Monitoring of low-molecular
weight cancer biomarkers, such as tryptophan
(Trp) and its derivative kynurenine (Kyn), might be advantageous to
non-invasive skin cancer detection. Thus, we assessed several approaches
of topical sampling of Trp and Kyn, in relation to phenylalanine (Phe)
and tyrosine (Tyr), on the volar forearm of six healthy volunteers.
The sampling was performed with three hydrogels (made of agarose or/and
chitosan), hydrated starch films, cotton swabs, and tape stripping.
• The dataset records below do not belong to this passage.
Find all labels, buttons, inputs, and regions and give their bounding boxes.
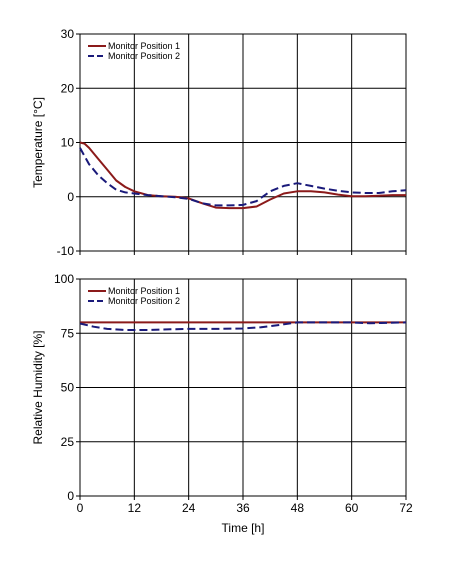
humidity-xtick-label: 60 (345, 501, 359, 515)
humidity-ytick-label: 75 (61, 326, 75, 340)
temperature-series-line-1 (79, 141, 406, 210)
humidity-ylabel: Relative Humidity [%] (31, 330, 45, 444)
humidity-series-line-2 (79, 321, 407, 331)
humidity-chart: 0 25 50 75 100 0 12 24 36 48 60 72 Relative Humidity… (31, 272, 413, 535)
humidity-ytick-label: 0 (67, 489, 74, 503)
humidity-ytick-label: 50 (61, 381, 75, 395)
temperature-chart: -10 0 10 20 30 Temperature [°C] Monitor Positi… (31, 27, 407, 258)
temperature-ylabel: Temperature [°C] (31, 97, 45, 188)
humidity-xtick-label: 0 (77, 501, 84, 515)
temperature-legend-label-1: Monitor Position 1 (108, 41, 180, 51)
temperature-ytick-label: 10 (61, 136, 75, 150)
humidity-ytick-label: 25 (61, 435, 75, 449)
temperature-ytick-label: 0 (67, 190, 74, 204)
humidity-xtick-label: 12 (128, 501, 142, 515)
humidity-xtick-label: 72 (399, 501, 413, 515)
humidity-legend-label-2: Monitor Position 2 (108, 296, 180, 306)
temperature-ytick-label: -10 (57, 244, 75, 258)
humidity-xtick-label: 48 (291, 501, 305, 515)
temperature-ytick-label: 30 (61, 27, 75, 41)
humidity-xlabel: Time [h] (222, 521, 265, 535)
temperature-legend-label-2: Monitor Position 2 (108, 51, 180, 61)
chart-panels: -10 0 10 20 30 Temperature [°C] Monitor Positi… (31, 27, 413, 535)
humidity-legend-label-1: Monitor Position 1 (108, 286, 180, 296)
temperature-ytick-label: 20 (61, 81, 75, 95)
humidity-xtick-label: 36 (236, 501, 250, 515)
humidity-xtick-label: 24 (182, 501, 196, 515)
humidity-ytick-label: 100 (54, 272, 74, 286)
temperature-series-line-2 (79, 147, 407, 207)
The biomarkers were successfully sampled by all approaches, but the
amount of collected Kyn was low, 20 ± 10 pmol/cm
2
.
Kyn quantification was below LOQ, and thus, it was detected only in
20% of topical samples. To mitigate variability problems of absolute
amounts of sampled amino acids, Tyr/Trp, Phe/Trp, and Phe/Tyr ratios
were assessed, proving reduced inter-individual variation from 79
to 45% and intra-individual variation from 42 to 21%. Strong positive
correlation was found between Phe and Trp, pointing to the Phe/Trp
ratio (being in the 1.0–2.0 range, at 95% confidence) being
least dependent on sampling materials, approaches, and sweating. This
study leads to conclusion that due to the difficulty in quantifying
less abundant Kyn, and thus the Trp/Kyn ratio, the Phe/Trp ratio might
be a possible, alternative biomarker for detecting skin cancers.